I’m sitting in front of my laptop, researching all the places to go and all the amazing cultures to explore. I look up fares for flights to different continents, different dates and different cities within a country. I venture through all the accommodation sites; comparing the possible hostels, hotels or Airbnb places. After days of research, you know where I end up traveling and spending the night? Nowhere.

I’m trying to decide what I want to study and what kind of profession I want to have when I graduate. I end up deciding to study psychology and try to find a job as some kind of community or social worker. I made a choice. But what do I get? Doubt. Insecurities. Dissatisfaction with my final decisions.

What’s at the base of these results of not making any choice at all or being unhappy after finally deciding to stick to one thing? The abundance of choices.

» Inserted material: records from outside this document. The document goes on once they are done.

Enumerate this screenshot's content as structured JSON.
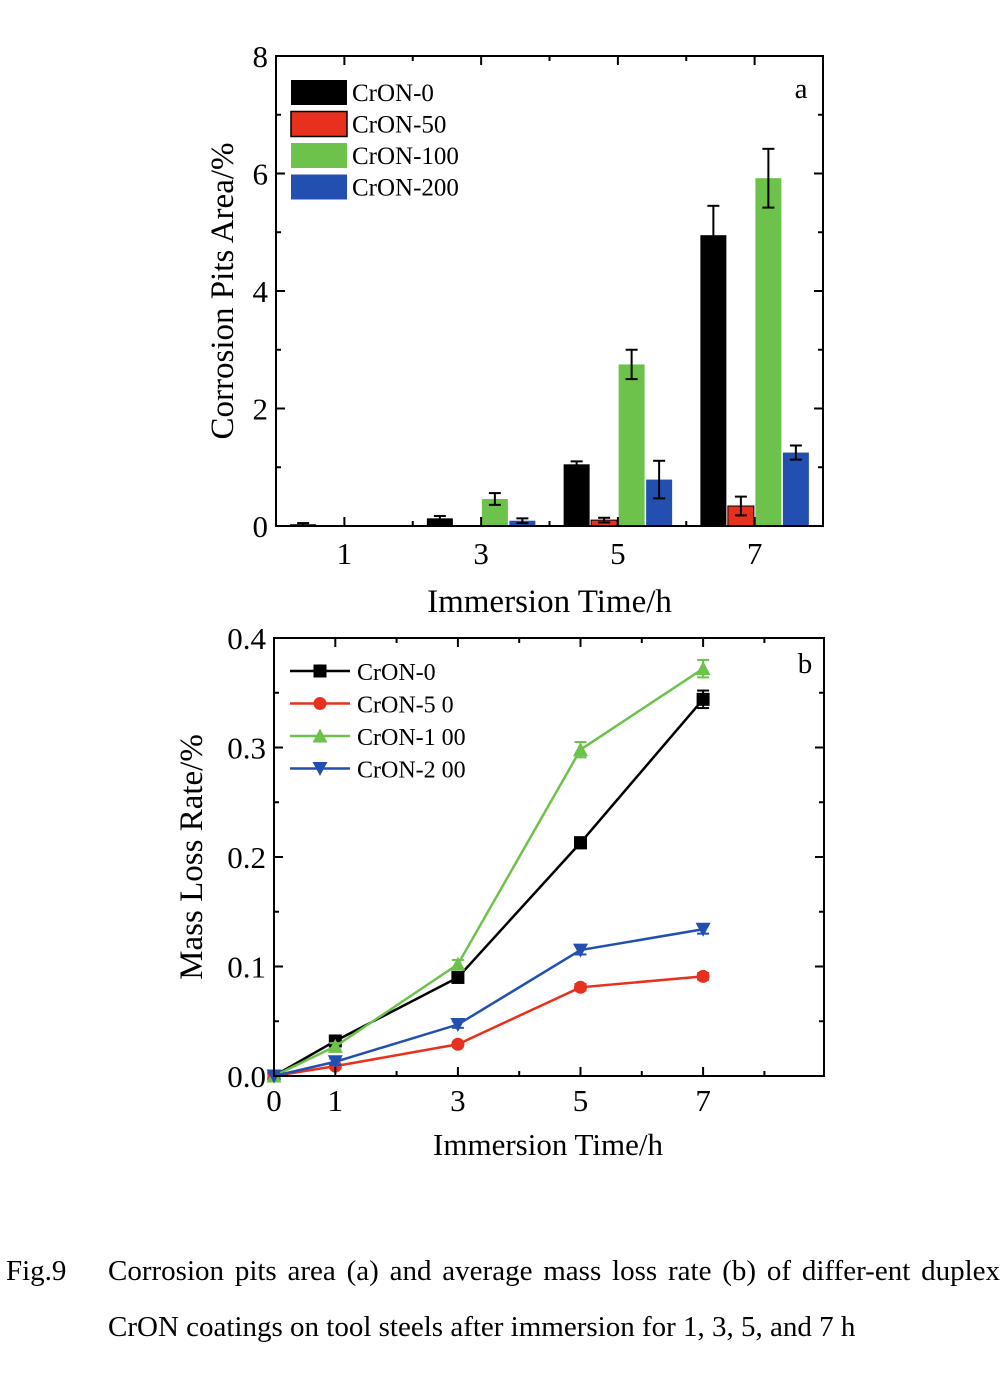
{
  "chart_data": [
    {
      "type": "bar",
      "panel_label": "a",
      "xlabel": "Immersion Time/h",
      "ylabel": "Corrosion Pits Area/%",
      "categories": [
        "1",
        "3",
        "5",
        "7"
      ],
      "ylim": [
        0,
        8
      ],
      "yticks": [
        "0",
        "2",
        "4",
        "6",
        "8"
      ],
      "legend_position": "top-left",
      "series": [
        {
          "name": "CrON-0",
          "color": "#000000",
          "values": [
            0.03,
            0.13,
            1.05,
            4.95
          ],
          "errors": [
            0.02,
            0.04,
            0.05,
            0.5
          ]
        },
        {
          "name": "CrON-50",
          "color": "#e8301e",
          "values": [
            0.0,
            0.0,
            0.1,
            0.34
          ],
          "errors": [
            0.0,
            0.0,
            0.04,
            0.16
          ]
        },
        {
          "name": "CrON-100",
          "color": "#6cc24a",
          "values": [
            0.0,
            0.46,
            2.75,
            5.92
          ],
          "errors": [
            0.0,
            0.1,
            0.25,
            0.5
          ]
        },
        {
          "name": "CrON-200",
          "color": "#2350b0",
          "values": [
            0.0,
            0.09,
            0.79,
            1.25
          ],
          "errors": [
            0.0,
            0.04,
            0.32,
            0.12
          ]
        }
      ]
    },
    {
      "type": "line",
      "panel_label": "b",
      "xlabel": "Immersion Time/h",
      "ylabel": "Mass Loss Rate/%",
      "x": [
        0,
        1,
        3,
        5,
        7
      ],
      "xticks": [
        "0",
        "1",
        "3",
        "5",
        "7"
      ],
      "ylim": [
        0,
        0.4
      ],
      "yticks": [
        "0.0",
        "0.1",
        "0.2",
        "0.3",
        "0.4"
      ],
      "legend_position": "top-left",
      "series": [
        {
          "name": "CrON-0",
          "legend_label": "CrON-0",
          "color": "#000000",
          "marker": "square",
          "values": [
            0,
            0.032,
            0.09,
            0.213,
            0.344
          ],
          "errors": [
            0,
            0.003,
            0.003,
            0.005,
            0.008
          ]
        },
        {
          "name": "CrON-50",
          "legend_label": "CrON-5 0",
          "color": "#e8301e",
          "marker": "circle",
          "values": [
            0,
            0.009,
            0.029,
            0.081,
            0.091
          ],
          "errors": [
            0,
            0.002,
            0.002,
            0.003,
            0.003
          ]
        },
        {
          "name": "CrON-100",
          "legend_label": "CrON-1 00",
          "color": "#6cc24a",
          "marker": "triangle-up",
          "values": [
            0,
            0.027,
            0.102,
            0.298,
            0.372
          ],
          "errors": [
            0,
            0.003,
            0.004,
            0.007,
            0.008
          ]
        },
        {
          "name": "CrON-200",
          "legend_label": "CrON-2 00",
          "color": "#2350b0",
          "marker": "triangle-down",
          "values": [
            0,
            0.013,
            0.047,
            0.115,
            0.134
          ],
          "errors": [
            0,
            0.003,
            0.003,
            0.004,
            0.004
          ]
        }
      ]
    }
  ],
  "caption": {
    "label": "Fig.9",
    "text": "Corrosion pits area (a) and average mass loss rate (b) of differ-ent duplex CrON coatings on tool steels after immersion for 1, 3, 5, and 7 h"
  }
}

In “The Paradox of Choice: Why More Is Less” Barry Schwartz explains why the increase of options leads to less satisfaction with our decision or may cause paralyses which results in making no choice at all. This all feels contradictory with the modern idea that freedom of choice and being able to make your own decision about what you buy, how you look, your way of life, your partner and everything else is the ultimate goal and what makes us happy. Of course, there is some truth in the idea that having choices has a positive impact. It is linked to our sense of autonomy, which is one of the basic human needs (something I explained in previous blogposts) and fundamental to our happiness.

“Learning to choose is hard. Learning to choose well is harder.
And learning to choose well in a world of unlimited possibilities is harder still, perhaps too hard.”